このエントリーをはてなブックマークに追加

全国福祉力検定協会は、ノーマリゼーション社会を理想に掲げ、誰にとっても生きやすい社会の実現に寄与することを目指しています。ノーマリゼーションについて学びを深めていただくために福祉力検定2級問題集の分野の一つである「福祉の理念」で取り上げているノーマリゼーションという理念について問題をご紹介したいと思います。

福祉力検定2級問題集「福祉の理念」より

ノーマライゼーションに関する次の記述のうち、正しいものを1つ選びなさい。

【選択肢】

  1. ノーマライゼーションとは、障害のある人を機能訓練等により、その人にとってノーマルな(普通の)状態にしようとする援助目標のことである。
  2. ノーマライゼーションは、1950年代にニィリエによって初めて提唱された。
  3. ノーマライゼーションの実現には、高度な訓練を受けた専門職により管理された施設での生活が不可欠である。
  4. ノーマライゼーションは、全て自力で生活することではなく、必要な援助を最大限活用しつつ地域の中で生活することを意味する。

【解説】

  1. 誤っている。

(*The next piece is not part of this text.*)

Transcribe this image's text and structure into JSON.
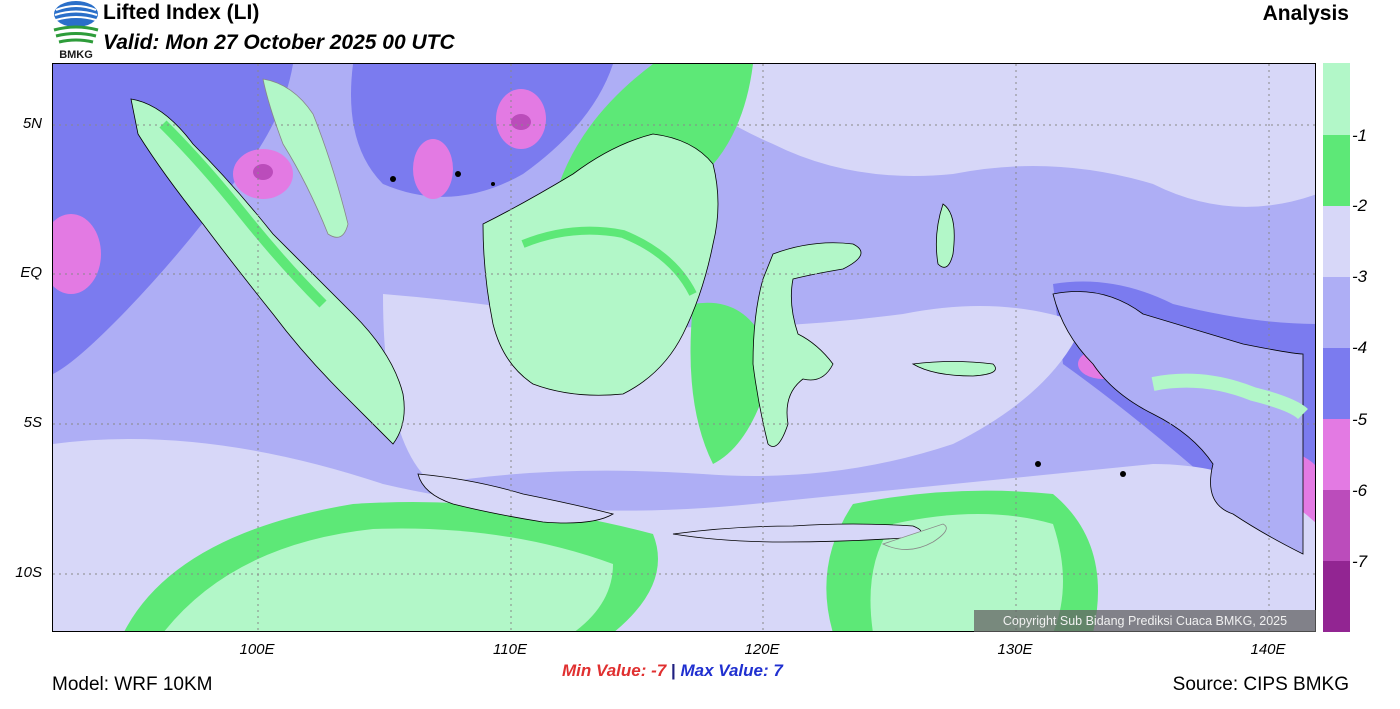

ノーマライゼーションとは、障害のある人もない人も、特別視されたり、差別されることなく、全ての人が共にその国の文化や時代に応じたノーマルな(普通の)社会を作っていこうとする考え方である。要援護者である障害者等を社会から排除してきた社会への反省に立って、漏れなく必要とされる人々によってこの社会は構成されているという理念である。障害のある人をノーマルな状態に戻すことではない。
  2. 誤っている。ノーマライゼーションは、1950年代にデンマークのバンク=ミケルセンを中心とした知的障害児を持つ親の会の運動から生まれた理念である。スウェーデンのニィリエは、ノーマルな生活基準の指標を提唱し、ノーマライゼーションの理念を発展させた人物である。
  3. 誤っている。ノーマライゼーションは、障害のある人もない人も、家族や友人と交流し、社会参加しながら地域で生活するという、障害者の生活の場を施設から地域に移行する基本的理念となっている。
  4. 正しい。ノーマライゼーションは、本人の自己選択・自己決定により必要な援助やサービスを確保しながら、地域の中で対等平等に暮らすことを目指すものである。